While some countries are recovering and rebuilding, the 20-year-long study by Young Lives, shows that the pandemic threatens to lock-in inequalities, trapping the poorest young people in developing countries in extreme poverty.

While some countries are recovering and rebuilding, the research showed the pandemic threatens to lock-in inequalities, trapping the poorest young people in developing countries in extreme poverty

According to the study, increasing household poverty, food shortages, disrupted education, a widening gender employment gap, unequal vaccine access and sustained mental health issues, are impacting ever more young people.

Young Lives Director Dr Catherine Porter said: “Our latest findings confirm our worst fears. Two years on, the pandemic has tightened poverty’s grip on the poorest. In 2021, inequalities have widened across many aspects of young people’s lives. It is vital to act now, putting young people at the heart of COVID-19 recovery policies and programmes if we are to help them get their lives back on track and restore progress towards the [UN’s] Sustainable Development Goals.”

Since 2001, Young Lives, an internationally renowned research programme at Oxford University, funded by the Foreign, Commonwealth and Development Office (FCDO), has followed the lives of 12,000 children in Ethiopia, India (Telangana and Andhra Pradesh), Peru and Vietnam.

Dr Porter added: “Our research has found that young people are having to cope with multiple stresses as a result of the pandemic, often alongside unprecedented conflict and climate crises. Urgent action is required to support them recover. Young Lives will publish recommendations for policy makers later in March 2022.”

The project has continued to contact the young people (now aged 20 and 27) by phone during the pandemic. In the latest survey, researchers interviewed more than 9000 young people, between October and December 2021, about the pandemic’s impact on their household income, access to food and vaccines, employment, education and well-being.

The researchers found the number of households in the survey that are struggling has increased during the pandemic. Young people from poor households and marginalised groups appear trapped in deep pockets of poverty, unable to bounce back – despite economic restrictions easing.

In terms of food security, last year the number of young people worried about running out of food increased substantially, particularly those living in the poorest households and among marginalised groups.  There was acute food insecurity in drought prone regions in Ethiopia.

The research also found that worryingly high levels of mental health issues among young people have sustained or increased over the course of the pandemic

Young Lives students reported a significant decline in the quality of education.

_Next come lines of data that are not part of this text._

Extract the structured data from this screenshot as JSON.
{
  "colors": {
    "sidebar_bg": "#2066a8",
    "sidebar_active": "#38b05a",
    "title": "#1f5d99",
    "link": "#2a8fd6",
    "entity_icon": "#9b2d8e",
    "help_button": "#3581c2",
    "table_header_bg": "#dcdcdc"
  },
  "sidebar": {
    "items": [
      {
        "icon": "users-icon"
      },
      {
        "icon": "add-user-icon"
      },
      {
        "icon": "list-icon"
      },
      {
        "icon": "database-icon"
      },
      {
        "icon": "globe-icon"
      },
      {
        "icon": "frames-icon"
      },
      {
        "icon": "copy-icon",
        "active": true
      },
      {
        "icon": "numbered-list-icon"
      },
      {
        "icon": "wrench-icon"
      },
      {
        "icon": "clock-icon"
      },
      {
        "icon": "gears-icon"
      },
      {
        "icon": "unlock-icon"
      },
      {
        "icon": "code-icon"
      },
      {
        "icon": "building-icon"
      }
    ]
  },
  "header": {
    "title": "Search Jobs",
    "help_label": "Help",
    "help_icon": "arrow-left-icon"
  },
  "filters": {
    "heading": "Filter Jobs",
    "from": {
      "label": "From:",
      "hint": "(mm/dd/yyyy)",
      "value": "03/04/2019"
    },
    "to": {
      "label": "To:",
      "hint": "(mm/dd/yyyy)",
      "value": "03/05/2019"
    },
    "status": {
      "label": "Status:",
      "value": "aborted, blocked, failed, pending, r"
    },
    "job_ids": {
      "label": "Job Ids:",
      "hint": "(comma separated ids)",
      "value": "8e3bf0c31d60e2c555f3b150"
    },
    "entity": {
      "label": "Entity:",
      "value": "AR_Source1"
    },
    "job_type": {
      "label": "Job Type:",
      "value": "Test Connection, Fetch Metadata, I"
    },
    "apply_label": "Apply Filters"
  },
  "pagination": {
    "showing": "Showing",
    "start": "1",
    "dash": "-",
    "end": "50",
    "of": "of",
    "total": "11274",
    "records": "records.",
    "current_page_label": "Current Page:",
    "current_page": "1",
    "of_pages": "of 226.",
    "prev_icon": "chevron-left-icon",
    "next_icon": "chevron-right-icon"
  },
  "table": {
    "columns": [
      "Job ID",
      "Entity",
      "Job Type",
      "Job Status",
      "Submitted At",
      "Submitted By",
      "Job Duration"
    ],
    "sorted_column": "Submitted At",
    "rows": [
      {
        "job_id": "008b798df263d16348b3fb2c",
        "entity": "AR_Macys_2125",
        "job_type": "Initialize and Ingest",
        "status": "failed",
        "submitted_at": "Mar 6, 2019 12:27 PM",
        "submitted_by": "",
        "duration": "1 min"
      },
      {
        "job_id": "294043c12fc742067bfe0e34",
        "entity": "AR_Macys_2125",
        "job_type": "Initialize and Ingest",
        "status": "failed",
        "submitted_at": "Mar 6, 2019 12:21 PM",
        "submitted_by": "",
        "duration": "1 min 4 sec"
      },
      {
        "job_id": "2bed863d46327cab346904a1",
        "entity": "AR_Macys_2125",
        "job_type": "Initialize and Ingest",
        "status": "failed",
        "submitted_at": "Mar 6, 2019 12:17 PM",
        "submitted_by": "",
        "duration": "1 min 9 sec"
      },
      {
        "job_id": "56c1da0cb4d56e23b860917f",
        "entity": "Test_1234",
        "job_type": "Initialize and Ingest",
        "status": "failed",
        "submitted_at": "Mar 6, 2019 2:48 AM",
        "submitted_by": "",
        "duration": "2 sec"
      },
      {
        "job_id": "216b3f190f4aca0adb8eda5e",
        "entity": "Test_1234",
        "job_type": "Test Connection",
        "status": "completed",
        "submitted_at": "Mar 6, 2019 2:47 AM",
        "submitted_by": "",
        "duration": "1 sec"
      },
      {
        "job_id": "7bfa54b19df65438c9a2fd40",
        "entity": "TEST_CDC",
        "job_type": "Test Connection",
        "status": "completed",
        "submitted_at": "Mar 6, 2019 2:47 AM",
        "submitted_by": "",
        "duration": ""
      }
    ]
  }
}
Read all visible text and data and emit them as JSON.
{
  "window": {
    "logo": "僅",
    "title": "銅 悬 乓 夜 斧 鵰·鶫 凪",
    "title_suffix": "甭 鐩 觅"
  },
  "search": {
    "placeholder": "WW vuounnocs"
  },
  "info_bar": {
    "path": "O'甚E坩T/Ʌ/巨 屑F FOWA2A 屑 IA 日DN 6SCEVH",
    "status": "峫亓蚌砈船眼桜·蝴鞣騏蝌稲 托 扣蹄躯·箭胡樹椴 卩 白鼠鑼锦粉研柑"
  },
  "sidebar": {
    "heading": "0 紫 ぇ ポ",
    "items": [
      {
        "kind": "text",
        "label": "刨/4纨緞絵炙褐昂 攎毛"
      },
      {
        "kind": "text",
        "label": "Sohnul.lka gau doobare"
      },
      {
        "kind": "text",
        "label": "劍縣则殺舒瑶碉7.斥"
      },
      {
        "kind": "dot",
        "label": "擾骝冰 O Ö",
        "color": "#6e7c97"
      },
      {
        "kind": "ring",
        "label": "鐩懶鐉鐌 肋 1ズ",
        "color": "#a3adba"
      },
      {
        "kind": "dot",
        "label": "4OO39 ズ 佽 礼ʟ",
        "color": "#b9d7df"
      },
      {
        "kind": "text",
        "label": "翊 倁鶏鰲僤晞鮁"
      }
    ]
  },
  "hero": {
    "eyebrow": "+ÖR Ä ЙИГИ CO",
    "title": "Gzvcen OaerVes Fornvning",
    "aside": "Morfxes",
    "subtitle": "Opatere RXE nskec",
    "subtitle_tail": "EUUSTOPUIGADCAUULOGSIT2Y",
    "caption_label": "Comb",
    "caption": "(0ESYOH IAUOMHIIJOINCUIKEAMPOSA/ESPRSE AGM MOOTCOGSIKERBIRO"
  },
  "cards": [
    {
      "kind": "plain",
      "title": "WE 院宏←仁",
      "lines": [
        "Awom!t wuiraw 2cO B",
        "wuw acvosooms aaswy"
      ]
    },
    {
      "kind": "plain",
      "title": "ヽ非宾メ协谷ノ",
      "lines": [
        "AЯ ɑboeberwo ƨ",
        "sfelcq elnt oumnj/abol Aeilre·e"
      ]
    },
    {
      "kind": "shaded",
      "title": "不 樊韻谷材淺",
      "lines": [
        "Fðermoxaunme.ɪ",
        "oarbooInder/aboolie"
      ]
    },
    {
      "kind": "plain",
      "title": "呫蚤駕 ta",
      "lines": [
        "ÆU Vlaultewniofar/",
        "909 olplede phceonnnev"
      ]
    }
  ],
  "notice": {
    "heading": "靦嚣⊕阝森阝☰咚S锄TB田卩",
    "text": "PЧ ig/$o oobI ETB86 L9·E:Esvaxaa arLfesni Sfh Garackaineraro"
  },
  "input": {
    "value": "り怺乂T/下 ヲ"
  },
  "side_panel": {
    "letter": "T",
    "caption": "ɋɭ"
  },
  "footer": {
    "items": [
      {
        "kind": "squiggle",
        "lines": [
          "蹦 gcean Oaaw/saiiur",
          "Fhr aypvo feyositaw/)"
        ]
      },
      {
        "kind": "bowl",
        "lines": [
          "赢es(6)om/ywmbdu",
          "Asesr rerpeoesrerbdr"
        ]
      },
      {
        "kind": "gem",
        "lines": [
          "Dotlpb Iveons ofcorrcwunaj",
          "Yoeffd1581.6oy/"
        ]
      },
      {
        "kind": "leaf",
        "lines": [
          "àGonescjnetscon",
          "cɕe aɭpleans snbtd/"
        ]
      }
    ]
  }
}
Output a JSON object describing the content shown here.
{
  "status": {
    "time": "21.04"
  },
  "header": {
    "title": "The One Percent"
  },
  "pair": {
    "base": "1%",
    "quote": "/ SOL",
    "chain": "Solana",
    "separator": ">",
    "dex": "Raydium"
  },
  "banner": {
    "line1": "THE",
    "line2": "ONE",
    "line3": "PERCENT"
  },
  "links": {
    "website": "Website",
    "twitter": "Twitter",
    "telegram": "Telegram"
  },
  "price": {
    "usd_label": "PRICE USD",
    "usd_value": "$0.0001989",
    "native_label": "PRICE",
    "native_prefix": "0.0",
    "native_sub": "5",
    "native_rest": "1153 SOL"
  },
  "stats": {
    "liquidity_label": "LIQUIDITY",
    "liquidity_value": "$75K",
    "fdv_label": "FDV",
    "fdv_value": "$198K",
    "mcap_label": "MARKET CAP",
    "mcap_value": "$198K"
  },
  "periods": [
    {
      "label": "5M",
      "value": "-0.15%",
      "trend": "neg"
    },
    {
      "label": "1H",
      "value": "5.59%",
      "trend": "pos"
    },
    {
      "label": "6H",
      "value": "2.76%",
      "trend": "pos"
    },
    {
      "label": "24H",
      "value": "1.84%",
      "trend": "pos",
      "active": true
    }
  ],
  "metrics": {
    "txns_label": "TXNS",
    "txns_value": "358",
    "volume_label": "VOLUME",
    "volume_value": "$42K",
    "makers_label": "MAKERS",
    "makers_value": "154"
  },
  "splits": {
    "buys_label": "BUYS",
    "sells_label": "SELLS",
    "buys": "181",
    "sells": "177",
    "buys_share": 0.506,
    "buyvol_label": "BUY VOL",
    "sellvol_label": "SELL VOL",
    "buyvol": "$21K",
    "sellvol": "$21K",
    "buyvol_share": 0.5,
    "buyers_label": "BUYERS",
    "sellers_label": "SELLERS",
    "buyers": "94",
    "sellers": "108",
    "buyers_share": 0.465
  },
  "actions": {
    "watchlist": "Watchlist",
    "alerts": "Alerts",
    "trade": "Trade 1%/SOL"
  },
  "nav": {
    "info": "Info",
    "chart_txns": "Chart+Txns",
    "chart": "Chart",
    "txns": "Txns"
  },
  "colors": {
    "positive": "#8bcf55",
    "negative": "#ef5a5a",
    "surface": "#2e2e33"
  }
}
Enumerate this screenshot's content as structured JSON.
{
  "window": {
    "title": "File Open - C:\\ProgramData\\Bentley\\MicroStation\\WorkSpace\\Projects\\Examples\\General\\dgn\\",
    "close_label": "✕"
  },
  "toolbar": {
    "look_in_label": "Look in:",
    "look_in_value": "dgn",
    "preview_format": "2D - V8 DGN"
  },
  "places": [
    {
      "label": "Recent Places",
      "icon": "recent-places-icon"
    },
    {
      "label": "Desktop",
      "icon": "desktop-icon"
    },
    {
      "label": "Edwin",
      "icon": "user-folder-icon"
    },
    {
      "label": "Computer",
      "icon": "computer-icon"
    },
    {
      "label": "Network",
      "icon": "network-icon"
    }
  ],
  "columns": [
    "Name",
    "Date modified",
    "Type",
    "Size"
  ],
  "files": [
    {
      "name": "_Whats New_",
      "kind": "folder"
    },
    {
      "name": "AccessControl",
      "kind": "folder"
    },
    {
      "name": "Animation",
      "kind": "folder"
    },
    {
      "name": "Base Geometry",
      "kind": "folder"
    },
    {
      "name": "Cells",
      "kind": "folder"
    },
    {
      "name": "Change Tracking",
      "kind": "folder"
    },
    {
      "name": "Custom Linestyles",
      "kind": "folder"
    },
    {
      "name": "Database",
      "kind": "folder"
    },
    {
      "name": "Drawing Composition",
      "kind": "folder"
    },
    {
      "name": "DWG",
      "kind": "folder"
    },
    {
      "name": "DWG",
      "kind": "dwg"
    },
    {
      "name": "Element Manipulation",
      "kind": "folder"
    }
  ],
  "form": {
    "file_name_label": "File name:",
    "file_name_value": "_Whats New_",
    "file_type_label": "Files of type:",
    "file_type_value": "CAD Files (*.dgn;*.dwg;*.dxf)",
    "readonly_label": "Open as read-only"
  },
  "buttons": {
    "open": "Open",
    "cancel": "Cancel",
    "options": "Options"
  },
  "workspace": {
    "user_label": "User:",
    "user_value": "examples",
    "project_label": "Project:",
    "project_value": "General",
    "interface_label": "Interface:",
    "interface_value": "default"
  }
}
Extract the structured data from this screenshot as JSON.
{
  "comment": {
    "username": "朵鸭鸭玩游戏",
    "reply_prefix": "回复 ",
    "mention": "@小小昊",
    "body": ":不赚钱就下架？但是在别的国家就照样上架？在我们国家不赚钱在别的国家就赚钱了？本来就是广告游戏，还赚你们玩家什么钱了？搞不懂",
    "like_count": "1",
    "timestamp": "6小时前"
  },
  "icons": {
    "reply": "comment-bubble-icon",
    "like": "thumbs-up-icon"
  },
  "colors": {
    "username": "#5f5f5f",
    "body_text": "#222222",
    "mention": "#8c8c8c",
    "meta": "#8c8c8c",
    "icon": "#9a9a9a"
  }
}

Just under half of all Young Lives 19-20 year old students reported that the quality of their learning had declined compared to before the pandemic (55% in Vietnam, 51% in Peru, 47% in India and 30% in Ethiopia).  Continued school closures, a persistent digital divide and low effectiveness of remote learning are widening educational inequalities and increasing drop out.

Unequal vaccination rates both between countries and within countries are putting those in poorer, rural households and marginalised groups at greater risk of COVID-19, it warned.

“Vaccination programmes accelerated over the second half of 2021 in India, Peru and Vietnam, with 65%, 57% and 62% of young people in our survey having received at least one dose by October-December 2021, respectively,” added the research. “But in Ethiopia, vaccine uptake remains very low, with only 3% receiving their first dose by October-December 2021, and 29% saying they would not get a vaccine if available.”